PKS harus mencermati hasil-hasil survei pascadeklarasi Anies-Cak Imin, apakah naiknya pasangan tersebut memberikan dampak elektoral kepada PKS atau sebaliknya.
Untuk melakukan reposisi politik, PKS seperti mengalami dilema: apakah tetap bertahan di koalisi pendukung Anies ataukah keluar bergabung dengan koalisi penyokong Prabowo?
Apakah merapatkan barisan ke pendukung Ganjar atau bahkan membentuk koalisi baru?
Tujuan dari bergabungnya partai dalam koalisi adalah memaksimalkan potensi kemenangan dalam Pilpres. Tidak mungkin partai bergabung di koalisi hanya mencari kekalahan.
Menjadi partai di luar kekuasaan rezim yang berkuasa adalah perjuangan “berat”. Bahkan dikenal sebutan “puasa” ketika partai hanya menjadi oposisi di suatu rezim yang kuat mencengkeram parlemen.
Menjadi oposisi selama satu dekade pemerintahan Jokowi harusnya menjadi dasar pijakan bagi PKS untuk melakukan reposisi saat ini.

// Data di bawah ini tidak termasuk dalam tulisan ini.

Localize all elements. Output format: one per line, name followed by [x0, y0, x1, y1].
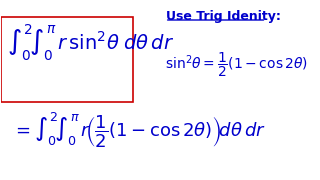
Text: Use Trig Idenity:: Use Trig Idenity:	[166, 10, 281, 23]
Text: $=\int_0^2\!\int_0^{\pi}\, r\!\left(\dfrac{1}{2}(1-\cos 2\theta)\right)\!d\theta: $=\int_0^2\!\int_0^{\pi}\, r\!\left(\dfr…	[12, 111, 267, 150]
Text: $\int_0^2\!\int_0^{\pi}\, r\,\sin^2\!\theta\;d\theta\,dr$: $\int_0^2\!\int_0^{\pi}\, r\,\sin^2\!\th…	[7, 23, 174, 63]
Text: $\sin^2\!\theta = \dfrac{1}{2}(1 - \cos 2\theta)$: $\sin^2\!\theta = \dfrac{1}{2}(1 - \cos …	[165, 51, 308, 79]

Bertahan di Koalisi Perubahan dengan peran yang termarginalkan atau mencoba langkah politik baru.
Harus diakui, usai deklarasi Anies – Cak Imin, terasa betul peran PKS begitu dinihilkan dari hari ke hari.
Persoalan lebih mendasar lagi, andai PKS tetap bertahan mengusung Anies – Cak Imin, maka di lapangan akan terjadi “korslet” di antara basis massa PKS dengan PKB. Spektrum pendukung ke dua partai sangat bertolak belakang.
Wacana menduetkan Sandiaga Uno dengan Agus Harimurti Yudhoyono memang tengah dilakukan sebagian pihak sebagai antisipasi jika nama Menteri Pariwisata dan Ekonomi Kreatif tersebut tidak jadi disandingkan dengan Ganjar Pranowo.
Seperti yang disampaikan Ketua Majelis Tinggi Partai Demokrat Susilo Bambang Yudhoyono beberapa hari lalu, ada menteri di kabinet Jokowi yang membuka kontak untuk kemungkinan terjadinya koalisi antara Demokrat, PKS dan PPP.